We also considered the expression of single genes implicated in breast cancer and currently used as predictive markers in the clinical management (ESR1, ERBB2, FBLN2, FGFR4, PGR). As reported in Fig 5 independently of ER base levels, ESR1 was consistently down-regulated through the four considered time points with the maximal down-regulation after 24 hours at room temperature. Fig 5 panel B reports the ESR1 microarray intensity expression for three samples where the effect is more evident (Pb3, Pb5 and Pb7). A similar down-regulation was observed for FBLN2 and FGFR4. On the contrary, no significant modulation was found for ERBB2.

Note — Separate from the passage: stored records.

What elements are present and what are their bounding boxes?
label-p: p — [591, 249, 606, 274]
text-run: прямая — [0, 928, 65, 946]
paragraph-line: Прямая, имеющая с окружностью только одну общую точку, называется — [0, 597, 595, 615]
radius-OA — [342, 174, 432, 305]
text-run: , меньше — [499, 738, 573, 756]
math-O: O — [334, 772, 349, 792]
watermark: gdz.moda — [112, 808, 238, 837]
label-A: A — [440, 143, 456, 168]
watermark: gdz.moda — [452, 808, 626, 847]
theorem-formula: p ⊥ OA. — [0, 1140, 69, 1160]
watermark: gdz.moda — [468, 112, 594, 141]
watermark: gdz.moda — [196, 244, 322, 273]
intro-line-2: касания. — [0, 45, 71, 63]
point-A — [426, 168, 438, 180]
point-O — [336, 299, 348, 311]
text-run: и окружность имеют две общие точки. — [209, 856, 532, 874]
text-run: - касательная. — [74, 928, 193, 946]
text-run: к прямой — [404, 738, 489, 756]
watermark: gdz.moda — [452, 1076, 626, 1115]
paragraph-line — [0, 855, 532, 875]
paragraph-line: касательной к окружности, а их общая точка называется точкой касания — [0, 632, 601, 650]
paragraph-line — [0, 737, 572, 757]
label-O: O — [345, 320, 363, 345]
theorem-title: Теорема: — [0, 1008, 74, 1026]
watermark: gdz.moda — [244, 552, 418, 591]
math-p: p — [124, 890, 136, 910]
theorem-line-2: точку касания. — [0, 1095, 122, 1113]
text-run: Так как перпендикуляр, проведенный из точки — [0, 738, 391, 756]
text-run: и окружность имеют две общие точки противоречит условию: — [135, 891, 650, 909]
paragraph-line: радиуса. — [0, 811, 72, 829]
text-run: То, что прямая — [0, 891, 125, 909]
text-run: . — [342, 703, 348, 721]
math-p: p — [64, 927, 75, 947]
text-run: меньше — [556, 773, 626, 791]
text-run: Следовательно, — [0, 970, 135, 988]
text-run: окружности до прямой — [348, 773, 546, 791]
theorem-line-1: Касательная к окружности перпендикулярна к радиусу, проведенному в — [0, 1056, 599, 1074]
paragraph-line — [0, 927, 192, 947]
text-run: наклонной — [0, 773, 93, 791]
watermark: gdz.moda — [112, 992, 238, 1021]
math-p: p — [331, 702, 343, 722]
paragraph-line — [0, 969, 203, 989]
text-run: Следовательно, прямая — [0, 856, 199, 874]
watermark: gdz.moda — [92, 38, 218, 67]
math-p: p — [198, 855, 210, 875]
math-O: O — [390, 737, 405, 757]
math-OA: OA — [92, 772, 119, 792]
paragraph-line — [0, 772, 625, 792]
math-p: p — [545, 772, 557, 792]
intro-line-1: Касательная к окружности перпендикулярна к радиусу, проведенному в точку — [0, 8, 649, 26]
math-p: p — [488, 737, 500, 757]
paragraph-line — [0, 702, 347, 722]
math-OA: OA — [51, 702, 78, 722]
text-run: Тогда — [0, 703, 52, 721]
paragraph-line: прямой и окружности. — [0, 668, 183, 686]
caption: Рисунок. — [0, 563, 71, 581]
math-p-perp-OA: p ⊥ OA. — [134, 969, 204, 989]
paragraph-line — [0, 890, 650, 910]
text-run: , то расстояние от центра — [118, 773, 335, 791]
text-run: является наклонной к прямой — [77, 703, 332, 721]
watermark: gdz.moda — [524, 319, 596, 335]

In order to set up conditions to study signaling pathways in post resection specimens, we also explored the effects of pre-analytical procedures on protein status, examining tyrosine phosphorylation or expression in Western blotting experiments and time course conditions. We firstly explored the tyrosine phosphoprotein profiles testing the reactivity to antiphosphotyrosine antibody on total extracts of 2 serial samples from a breast cancer specimen (Pb2, Pb3) frozen at different times from surgery and obtained in absence or in presence of orthovanadate, a phosphatase inhibitor. Results are shown for Pb3 taken as a representative sample in Fig 6A. With the addition of orthovanadate in lysis buffer, the loss of phosphotyrosine proteins due to delayed freezing was clearly prevented up to 6 hours. However, after 24 hours at room temperature no major differences were observed between the pattern of phosphoproteins in the presence and in the absence of orthovanadate. These results provide the information that phosphatase inhibition is not sufficient to stabilize protein phosphorylation at room temperature. We then performed time course experiments on other two serial samples from breast cancers (Pb1 and Pb2) lysed in presence of orthovanadate (Fig 6B). Antiphosphotyrosine hybridization results highlighted the progressive loss of phosphoproteins during time course with individual variability probably depending on which specific phosphoprotein pathways become activated or suppressed ex vivo.

Detection of phosphoepitopes is often very important for understanding whether a specific pathway is active, thus inadequate pre-analytical procedure may dramatically modify biological interpretation of data obtained on clinical samples. Therefore sample Pb1 and Pb2, for which ERBB2 immuhistochemistry positivity was detected (Table 1) and gene expression analysis showed no significant change as a function of the time delay in freezing, were tested in Western blotting for the level of Tyr 1248 phosphorylation of ERBB2 using a phospho-specific antibody (Fig 6C). The result was the same for both tumor specimens: signal decreased until disappearing within 24 hours post resection. When an anti-FAK antibody was used to representatively testing protein integrity during time course, it was found that the signal intensity disappeared at 24 hours of incubation (Fig 6C). Still considering Western blotting a non-quantitative assay it is clear that at 24 hours time point protein degradation was maximal.